The grove, a grouping of trees, intentionally cultivated or found growing wild, has a long diverse history entwined with human settlement, rural practices and the culture and politics of cities. A grove can be a memorial, a place of learning, a site of poetic retreat and philosophy or political encampment, a public park or theatre, a place of hidden pleasures, a symbol of a vanished forest ecology, or a place of gods or other spirits. Yet groves are largely absent from our contemporary vocabulary and rarely included in today’s landscape practice, whether urban or rural. Groves are both literal and metaphorical manifestations, ways of defining spaces and ecologies in our cultural life. Since they can add meaning to urban forms and ecologies and contribute meaningfully to the significance of place, critical examination is long overdue. The editors have taken care to ensure that the text is accessible to the general reader as well as specialists.
Table of Contents
Introduction 1. The sacred places of the immortal ones: Ancient Greek and Roman sacred groves 2.Seeing the Wood for the Trees: The long-term aesthetics of woodland in England 3.The sacredness of groves 4.The history and development of groves in English formal gardens (1600-1750) 5.Colourful groves: The origins of the woodland garden 6.Groves as metaphor for the fragmented redwood forests of California 7.Sacred groves in African contexts (Benin, Cameroon): Insights from history and anthropology 8.Groves in Chinese gardens and beyond them 9.Korean village groves 10.The shrine groves of modern Japan 11.Nature mystification and the example of the ‘Heroes’ Groves’ in early twentieth century Germany 12.Dan Kiley: Groves, space and complexity
Jan Woudstra is Reader in Landscape History and Theory at the Department of Landscape at the University of Sheffield. His MA thesis at the University of York explored the wilderness in seventeenth- and early eighteenth-century gardens, and he has retained an interest in the topic, evidenced in various publications including ‘The Early Eighteenth Century Wilderness at Stainborough’, New Arcadian Journal, no.57/58 (2004–05), pp. 65–84. In 1997 he completed his PhD at the Department of Geography, University College London, with a thesis entitled ‘Landscape for Living; Garden Theory and Design of the Modern Movement’.

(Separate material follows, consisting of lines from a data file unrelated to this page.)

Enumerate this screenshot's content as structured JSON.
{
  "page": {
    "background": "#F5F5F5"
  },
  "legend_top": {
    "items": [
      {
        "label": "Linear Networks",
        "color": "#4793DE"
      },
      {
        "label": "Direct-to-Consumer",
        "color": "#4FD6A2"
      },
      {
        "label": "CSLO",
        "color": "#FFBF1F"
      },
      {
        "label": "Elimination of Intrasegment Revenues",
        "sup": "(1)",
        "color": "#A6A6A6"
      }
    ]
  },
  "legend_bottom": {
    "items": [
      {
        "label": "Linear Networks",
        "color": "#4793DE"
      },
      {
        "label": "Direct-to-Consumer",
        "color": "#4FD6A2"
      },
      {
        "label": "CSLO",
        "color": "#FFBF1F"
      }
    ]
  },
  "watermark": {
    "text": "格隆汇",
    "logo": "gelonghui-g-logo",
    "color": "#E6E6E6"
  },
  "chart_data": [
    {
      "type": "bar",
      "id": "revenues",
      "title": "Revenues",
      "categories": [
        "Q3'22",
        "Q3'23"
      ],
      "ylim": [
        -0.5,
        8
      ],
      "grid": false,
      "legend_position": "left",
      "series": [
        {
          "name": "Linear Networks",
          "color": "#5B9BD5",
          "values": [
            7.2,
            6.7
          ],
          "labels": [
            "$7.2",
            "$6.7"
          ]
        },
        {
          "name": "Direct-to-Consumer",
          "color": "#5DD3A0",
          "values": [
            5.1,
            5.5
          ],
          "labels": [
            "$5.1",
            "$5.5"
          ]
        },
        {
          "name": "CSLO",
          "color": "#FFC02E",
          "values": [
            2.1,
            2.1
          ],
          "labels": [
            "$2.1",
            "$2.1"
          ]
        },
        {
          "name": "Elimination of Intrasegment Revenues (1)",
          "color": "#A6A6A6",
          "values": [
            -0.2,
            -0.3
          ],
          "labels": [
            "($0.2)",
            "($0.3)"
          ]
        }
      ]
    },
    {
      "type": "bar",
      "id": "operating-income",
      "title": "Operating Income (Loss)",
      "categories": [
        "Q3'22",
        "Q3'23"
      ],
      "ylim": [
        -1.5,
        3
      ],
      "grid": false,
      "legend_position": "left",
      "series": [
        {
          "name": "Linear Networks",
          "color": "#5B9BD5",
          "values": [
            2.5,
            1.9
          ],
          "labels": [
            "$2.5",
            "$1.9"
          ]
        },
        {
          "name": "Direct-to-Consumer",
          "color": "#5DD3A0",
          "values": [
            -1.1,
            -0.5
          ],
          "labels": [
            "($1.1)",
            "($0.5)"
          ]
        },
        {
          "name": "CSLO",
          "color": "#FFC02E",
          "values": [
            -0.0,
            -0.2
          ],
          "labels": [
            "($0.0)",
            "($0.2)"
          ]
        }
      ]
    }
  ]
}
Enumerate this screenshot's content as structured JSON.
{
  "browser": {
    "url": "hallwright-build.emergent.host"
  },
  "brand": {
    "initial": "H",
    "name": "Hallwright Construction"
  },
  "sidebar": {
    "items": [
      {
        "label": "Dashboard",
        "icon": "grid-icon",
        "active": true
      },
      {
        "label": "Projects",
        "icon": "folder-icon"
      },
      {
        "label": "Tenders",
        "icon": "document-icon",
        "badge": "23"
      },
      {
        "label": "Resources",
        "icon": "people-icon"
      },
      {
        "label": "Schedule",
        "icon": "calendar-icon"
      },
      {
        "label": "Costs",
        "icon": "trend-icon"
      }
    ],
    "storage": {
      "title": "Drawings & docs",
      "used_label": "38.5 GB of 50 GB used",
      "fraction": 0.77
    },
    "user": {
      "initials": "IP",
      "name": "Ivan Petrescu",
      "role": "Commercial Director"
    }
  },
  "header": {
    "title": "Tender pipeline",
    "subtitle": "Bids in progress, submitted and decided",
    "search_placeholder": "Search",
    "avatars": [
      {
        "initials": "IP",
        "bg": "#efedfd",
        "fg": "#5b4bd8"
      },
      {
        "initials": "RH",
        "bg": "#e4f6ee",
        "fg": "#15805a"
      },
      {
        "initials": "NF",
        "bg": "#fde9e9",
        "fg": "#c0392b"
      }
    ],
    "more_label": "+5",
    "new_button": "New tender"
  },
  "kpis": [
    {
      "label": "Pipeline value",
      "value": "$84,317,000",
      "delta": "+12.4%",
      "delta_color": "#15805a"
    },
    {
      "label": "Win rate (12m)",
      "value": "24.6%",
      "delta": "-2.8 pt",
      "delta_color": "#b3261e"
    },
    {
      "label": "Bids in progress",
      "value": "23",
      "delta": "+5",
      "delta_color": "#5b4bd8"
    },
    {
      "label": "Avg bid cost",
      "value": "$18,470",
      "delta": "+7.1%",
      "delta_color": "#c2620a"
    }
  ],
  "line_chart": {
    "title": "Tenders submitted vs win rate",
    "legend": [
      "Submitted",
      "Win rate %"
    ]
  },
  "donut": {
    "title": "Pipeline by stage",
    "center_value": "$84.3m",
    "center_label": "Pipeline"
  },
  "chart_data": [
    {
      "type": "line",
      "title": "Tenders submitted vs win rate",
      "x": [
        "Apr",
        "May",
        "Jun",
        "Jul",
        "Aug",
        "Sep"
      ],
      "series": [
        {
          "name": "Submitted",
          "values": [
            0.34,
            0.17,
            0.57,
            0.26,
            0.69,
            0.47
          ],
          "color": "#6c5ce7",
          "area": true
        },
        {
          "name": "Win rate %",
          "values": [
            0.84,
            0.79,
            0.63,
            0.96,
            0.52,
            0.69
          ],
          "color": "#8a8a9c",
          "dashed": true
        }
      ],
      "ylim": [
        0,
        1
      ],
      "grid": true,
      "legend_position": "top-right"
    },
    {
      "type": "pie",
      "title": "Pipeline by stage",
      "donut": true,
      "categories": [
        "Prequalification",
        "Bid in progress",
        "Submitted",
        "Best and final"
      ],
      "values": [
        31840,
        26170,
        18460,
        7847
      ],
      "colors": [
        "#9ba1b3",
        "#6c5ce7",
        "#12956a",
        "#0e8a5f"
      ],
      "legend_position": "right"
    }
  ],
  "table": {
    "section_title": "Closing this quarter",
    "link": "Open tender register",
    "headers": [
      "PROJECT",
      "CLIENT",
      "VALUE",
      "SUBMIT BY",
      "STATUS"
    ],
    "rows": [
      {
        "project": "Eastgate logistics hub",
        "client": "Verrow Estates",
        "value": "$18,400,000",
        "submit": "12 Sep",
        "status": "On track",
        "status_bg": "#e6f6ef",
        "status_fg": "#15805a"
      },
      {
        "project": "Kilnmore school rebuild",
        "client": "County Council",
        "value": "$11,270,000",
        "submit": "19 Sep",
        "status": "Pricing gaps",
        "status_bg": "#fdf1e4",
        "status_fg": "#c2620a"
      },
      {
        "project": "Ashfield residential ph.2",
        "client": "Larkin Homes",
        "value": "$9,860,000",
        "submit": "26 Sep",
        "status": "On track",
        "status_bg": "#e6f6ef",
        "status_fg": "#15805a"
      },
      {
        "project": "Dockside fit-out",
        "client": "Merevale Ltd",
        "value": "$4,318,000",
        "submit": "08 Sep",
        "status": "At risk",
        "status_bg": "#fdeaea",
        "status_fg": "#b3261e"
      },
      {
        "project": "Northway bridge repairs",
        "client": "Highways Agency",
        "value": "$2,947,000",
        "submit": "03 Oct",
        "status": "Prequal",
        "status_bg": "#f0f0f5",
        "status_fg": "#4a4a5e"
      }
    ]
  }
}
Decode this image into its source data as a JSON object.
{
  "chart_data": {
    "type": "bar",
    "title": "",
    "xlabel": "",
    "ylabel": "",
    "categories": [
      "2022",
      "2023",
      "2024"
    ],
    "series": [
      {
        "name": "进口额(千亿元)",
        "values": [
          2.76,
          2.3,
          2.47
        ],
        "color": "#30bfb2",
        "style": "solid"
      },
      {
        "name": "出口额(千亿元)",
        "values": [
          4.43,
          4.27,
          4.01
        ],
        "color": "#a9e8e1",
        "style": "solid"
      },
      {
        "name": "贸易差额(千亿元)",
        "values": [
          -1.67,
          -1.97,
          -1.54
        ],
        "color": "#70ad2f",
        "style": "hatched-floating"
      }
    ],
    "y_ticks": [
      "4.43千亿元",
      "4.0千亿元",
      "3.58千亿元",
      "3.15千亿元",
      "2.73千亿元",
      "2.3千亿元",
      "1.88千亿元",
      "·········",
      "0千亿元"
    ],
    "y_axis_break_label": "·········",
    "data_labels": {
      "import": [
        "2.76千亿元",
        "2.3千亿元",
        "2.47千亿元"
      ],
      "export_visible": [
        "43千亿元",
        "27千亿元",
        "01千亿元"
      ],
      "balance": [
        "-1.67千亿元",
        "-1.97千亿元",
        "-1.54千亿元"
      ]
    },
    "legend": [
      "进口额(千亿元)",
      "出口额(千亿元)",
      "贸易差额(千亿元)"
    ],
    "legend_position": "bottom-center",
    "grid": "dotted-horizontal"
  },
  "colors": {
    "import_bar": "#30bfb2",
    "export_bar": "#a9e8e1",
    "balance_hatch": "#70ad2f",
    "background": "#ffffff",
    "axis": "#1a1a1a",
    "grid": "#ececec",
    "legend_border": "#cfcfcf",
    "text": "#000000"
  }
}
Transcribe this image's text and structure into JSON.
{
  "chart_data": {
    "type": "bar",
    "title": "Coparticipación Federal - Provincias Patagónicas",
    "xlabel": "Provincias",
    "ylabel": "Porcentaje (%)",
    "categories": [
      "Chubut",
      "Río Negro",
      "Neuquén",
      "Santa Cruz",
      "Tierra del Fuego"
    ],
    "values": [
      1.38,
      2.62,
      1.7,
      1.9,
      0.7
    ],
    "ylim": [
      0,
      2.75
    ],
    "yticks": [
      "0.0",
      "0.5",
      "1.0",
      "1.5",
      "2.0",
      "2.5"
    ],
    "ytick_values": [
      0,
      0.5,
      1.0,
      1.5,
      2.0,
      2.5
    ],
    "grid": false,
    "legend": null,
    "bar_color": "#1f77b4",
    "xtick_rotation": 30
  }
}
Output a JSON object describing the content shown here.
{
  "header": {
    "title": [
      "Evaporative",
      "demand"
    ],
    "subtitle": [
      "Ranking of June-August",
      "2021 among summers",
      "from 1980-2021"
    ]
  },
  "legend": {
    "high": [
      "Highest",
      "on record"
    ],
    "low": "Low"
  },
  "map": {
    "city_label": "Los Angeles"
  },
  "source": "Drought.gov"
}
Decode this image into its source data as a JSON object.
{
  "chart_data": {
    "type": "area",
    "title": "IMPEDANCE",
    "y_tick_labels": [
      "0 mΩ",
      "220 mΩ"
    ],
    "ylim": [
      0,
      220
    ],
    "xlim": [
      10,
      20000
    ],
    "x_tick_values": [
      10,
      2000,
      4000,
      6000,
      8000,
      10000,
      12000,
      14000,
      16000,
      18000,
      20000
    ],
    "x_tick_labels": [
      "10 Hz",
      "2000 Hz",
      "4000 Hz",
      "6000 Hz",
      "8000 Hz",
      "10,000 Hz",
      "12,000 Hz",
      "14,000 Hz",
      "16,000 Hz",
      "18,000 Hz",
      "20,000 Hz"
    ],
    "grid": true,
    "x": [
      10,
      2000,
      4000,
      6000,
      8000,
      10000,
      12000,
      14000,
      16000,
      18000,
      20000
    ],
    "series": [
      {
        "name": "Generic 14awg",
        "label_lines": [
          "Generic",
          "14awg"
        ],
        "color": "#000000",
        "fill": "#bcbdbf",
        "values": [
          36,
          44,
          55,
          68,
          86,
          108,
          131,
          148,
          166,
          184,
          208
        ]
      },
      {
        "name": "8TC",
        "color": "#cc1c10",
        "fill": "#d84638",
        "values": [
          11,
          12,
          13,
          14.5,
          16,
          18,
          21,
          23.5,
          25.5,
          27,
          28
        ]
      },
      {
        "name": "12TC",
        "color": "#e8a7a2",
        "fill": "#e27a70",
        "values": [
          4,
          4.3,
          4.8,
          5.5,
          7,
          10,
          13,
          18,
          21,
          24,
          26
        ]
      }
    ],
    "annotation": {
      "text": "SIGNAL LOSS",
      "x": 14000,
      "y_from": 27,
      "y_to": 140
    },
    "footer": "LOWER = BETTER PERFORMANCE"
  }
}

Colin Roth is an interdisciplinary specialist in the psychology of aesthetics. His primary research field is in Danish culture through the ‘long’ nineteenth century, and his articles have appeared in the Royal Library Copenhagen’s journals Fund og Forskning and Carl Nielsen Studies, more recently in a sequence for food professionals in Chef magazine. He has been a regular lecturer at the Tate and the Royal Academy of Arts. His editorial work began in the 1980s with the first Journal of the Derby Porcelain International Society, since when his wide disciplinary range has enabled him to work across the fields of musicology and ballet, art history, architecture and landscape. Dr Roth is currently co-director of the Centre for Nordic Studies at the University of Sheffield.
"Human beings have had a long, deep, cultural relationship with trees, a relationship which transcends national cultures. That said, as we have become more urban based and our landscapes more ‘designed’ as a result, this relationship seems to have been somewhat underestimated, something this wonderful publication seeks to put right. The book enthusiastically traces the cultural concepts of The Grove from pre-historic times up to the present day, from the spiritual to the practical and the artistic, and provides compelling evidence of the growing relevance of The Grove to improving the quality of contemporary human experience. The contribution of a number of authors to this stimulating and creative publication is a significant milestone in the re-awakening of our interest in the cultural relationship between us and our trees."
Professor Alan Simson, School of Art, Architecture + Design, Leeds Beckett University, UK.
"Evoking everything from classical deities to druids and amorous liaisons in Augustan pleasure gardens, groves have always been special tree places. Ranging across millennia and traversing the globe from ancient Greece to China, Japan, North America and Africa, this rich and learned collection of essays by an international team of experts, offers an enchanting new slant upon our love affair with trees. The editors and authors are to be congratulated on having created such a varied, readable and stimulating volume which will surely long remain the definitive study of a hitherto surprisingly neglected subject."
Paul Elliott, College of Arts, Humanities and Education, University of Derby, UK.